This week’s Hub Focus features Nigel Bowen-Easley in a 1961 Aston Martin DB4 S3 which actually sold after he wrote this for us only a week ago. Despite this we still wanted to share it with you, so keep on reading to find out why it’s the car he’d pick from our Hangar Showroom stock.
There is no doubt that in 1961 this stunning car stopped people in their tracks. There is not one angle from which the car does not look good and the purity of this earlier model is easy to fall in love with.

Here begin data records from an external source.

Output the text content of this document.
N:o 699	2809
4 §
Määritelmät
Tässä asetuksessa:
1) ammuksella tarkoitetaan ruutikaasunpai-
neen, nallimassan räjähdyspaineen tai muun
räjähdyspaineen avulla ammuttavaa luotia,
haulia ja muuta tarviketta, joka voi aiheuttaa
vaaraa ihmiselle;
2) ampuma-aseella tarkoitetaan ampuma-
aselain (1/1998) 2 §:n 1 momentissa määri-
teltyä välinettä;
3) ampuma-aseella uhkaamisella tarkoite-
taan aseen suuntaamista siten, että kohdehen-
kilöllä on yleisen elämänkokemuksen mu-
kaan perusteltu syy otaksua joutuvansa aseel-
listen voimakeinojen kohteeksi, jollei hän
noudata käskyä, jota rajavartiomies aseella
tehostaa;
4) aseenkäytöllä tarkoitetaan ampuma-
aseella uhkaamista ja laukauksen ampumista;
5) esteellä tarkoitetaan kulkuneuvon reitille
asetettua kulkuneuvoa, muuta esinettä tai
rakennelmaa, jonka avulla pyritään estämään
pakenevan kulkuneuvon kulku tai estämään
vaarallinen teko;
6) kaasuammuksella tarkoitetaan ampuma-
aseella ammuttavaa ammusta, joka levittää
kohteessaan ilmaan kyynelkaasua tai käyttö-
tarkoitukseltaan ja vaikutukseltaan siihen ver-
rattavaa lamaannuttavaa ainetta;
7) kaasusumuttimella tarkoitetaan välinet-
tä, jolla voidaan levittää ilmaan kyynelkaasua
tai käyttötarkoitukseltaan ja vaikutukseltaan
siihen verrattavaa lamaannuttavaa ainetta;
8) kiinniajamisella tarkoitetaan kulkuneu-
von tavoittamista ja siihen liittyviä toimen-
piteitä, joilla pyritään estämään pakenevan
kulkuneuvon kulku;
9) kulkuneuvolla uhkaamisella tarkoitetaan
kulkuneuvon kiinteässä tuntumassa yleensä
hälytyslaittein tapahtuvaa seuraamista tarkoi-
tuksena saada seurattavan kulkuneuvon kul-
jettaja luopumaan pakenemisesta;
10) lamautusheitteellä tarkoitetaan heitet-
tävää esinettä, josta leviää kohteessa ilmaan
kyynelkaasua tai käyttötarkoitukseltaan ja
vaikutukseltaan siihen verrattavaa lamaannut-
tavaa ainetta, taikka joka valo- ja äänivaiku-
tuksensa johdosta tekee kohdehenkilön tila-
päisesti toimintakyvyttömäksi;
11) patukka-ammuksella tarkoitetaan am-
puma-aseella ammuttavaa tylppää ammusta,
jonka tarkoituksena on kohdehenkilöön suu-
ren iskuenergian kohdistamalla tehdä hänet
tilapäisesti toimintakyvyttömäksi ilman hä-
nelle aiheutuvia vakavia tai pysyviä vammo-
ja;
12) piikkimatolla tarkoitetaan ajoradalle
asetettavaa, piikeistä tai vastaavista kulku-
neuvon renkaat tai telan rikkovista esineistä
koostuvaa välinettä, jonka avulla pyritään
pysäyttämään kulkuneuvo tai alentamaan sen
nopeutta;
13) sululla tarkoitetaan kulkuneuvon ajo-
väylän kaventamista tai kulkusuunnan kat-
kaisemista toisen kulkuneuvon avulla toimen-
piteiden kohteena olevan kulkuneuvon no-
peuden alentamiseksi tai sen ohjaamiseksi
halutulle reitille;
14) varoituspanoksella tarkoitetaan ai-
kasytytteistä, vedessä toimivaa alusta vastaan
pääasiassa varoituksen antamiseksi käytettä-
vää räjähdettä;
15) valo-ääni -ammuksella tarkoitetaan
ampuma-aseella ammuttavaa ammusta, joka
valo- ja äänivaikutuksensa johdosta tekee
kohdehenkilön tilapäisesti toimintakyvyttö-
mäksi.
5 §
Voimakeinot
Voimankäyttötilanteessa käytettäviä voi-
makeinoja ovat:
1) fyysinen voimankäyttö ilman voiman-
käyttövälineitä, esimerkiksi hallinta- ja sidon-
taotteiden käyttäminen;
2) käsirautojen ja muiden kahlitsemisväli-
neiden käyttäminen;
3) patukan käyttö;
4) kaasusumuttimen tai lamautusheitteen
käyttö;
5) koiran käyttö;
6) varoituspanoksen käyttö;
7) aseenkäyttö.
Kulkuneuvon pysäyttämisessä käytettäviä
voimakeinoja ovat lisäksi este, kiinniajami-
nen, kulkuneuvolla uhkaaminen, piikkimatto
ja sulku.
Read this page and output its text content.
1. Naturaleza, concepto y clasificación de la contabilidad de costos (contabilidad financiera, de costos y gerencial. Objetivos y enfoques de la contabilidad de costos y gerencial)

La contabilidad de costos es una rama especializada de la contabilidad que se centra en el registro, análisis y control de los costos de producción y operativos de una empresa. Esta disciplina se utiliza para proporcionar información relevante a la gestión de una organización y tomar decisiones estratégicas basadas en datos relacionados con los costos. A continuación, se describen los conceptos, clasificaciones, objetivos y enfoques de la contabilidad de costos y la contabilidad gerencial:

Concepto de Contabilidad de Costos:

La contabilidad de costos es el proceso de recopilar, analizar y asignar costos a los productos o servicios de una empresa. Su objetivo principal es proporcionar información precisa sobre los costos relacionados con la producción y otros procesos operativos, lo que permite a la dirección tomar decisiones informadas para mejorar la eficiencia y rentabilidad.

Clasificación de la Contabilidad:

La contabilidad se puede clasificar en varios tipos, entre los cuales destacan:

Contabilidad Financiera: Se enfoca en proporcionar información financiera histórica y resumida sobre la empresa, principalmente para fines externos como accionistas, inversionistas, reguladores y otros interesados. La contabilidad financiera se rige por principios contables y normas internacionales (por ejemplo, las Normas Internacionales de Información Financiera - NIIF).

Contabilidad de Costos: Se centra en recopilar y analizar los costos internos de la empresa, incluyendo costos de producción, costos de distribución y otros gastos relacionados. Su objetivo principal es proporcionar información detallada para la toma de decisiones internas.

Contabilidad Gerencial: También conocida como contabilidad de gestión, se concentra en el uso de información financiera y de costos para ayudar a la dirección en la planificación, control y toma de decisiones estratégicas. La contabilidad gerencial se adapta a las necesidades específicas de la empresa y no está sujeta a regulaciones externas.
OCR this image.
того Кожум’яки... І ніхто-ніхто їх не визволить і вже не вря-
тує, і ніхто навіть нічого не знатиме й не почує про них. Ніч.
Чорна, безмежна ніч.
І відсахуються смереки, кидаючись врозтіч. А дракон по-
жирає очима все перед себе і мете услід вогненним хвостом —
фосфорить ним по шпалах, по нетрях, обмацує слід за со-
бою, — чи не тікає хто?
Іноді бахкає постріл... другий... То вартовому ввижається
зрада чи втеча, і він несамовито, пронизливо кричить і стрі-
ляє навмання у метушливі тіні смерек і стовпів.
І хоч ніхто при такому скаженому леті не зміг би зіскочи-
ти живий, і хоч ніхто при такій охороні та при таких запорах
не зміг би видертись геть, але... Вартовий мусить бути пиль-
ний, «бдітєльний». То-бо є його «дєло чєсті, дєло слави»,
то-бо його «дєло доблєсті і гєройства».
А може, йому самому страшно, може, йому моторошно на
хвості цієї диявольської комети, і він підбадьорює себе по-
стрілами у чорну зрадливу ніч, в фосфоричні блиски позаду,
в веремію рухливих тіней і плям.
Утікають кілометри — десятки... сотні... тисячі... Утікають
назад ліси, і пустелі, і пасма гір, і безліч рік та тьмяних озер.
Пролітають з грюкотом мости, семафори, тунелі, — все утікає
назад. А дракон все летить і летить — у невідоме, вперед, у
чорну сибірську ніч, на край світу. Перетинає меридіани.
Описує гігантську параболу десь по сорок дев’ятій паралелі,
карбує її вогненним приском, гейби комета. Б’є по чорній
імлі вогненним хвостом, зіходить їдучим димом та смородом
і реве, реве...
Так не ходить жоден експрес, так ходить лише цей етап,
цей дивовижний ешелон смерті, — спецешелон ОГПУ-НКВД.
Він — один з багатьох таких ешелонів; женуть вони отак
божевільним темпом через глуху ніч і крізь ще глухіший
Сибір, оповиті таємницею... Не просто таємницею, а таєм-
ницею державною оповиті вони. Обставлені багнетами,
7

Despite being almost 60 years old this car will happily keep up with modern traffic with its 140mph plus capability together with ease of use, great visibility and a spacious interior. You could purchase a modern supercar instead but there are people and places where those cars are simply not as respected. The traffic, width restrictions, potholes, expensive road tax, insurance and speed restrictions confines the owner to gamble with not only his wallet but their licence each time they drive it. Add to that any dreaded warning lights that only the dealer can put out (at vast expense) and a fear of adding miles because of depreciation for pre-owned modern exotics, and it starts to make classic ownership far more appealing.
This particular DB4 is the very first Series 3 ever made. It became the factory demonstrator and over the years has gathered an extensive documented history including a full body-off rebuild by GTC Engineering. The car has also travelled to America where it spent time in California and Texas before returning to the UK. It was originally produced by the factory with the chrome wire wheels, oil cooler and the essential overdrive that the DB4 need on a long run. The car also features in brochures and articles for the DB4 which makes the car not only rare, but historically important. If one wanted to use the car for a trip to Brugge or a run to Le Touquet it would be in its element. If you wanted to drive into London its slim size and nimbleness and excellent visibility would make life less stressful as well as getting you the best parking spot outside your favourite establishment. I also love the DB4 Zagato seats and handy hidden Mp3 fitted in this car!
Let’s look at using one of these cars for a moment. No cost for road tax, no MoT required, relatively cheap classic car insurance and simplicity in maintenance make this a great alternative to many other cars (unless track days are what you are after). People in general admire beautiful objects whatever form those objects take, and this will never change. ‘Cool’ will always be cool and therefore a DB4 such as this will always have a place in the market as well as being usable and jaw-droppingly pretty. This DB4 does not offer anyone a chance to say they don’t like it and will never go out of fashion. It’s just too cool. Even the sound of this machine is evocative and although it was built only 2 years after Britain’s first full-length Motorway was opened, it will very probably still be around when that motorway has become a housing estate and all reading this today will have long since parted this world.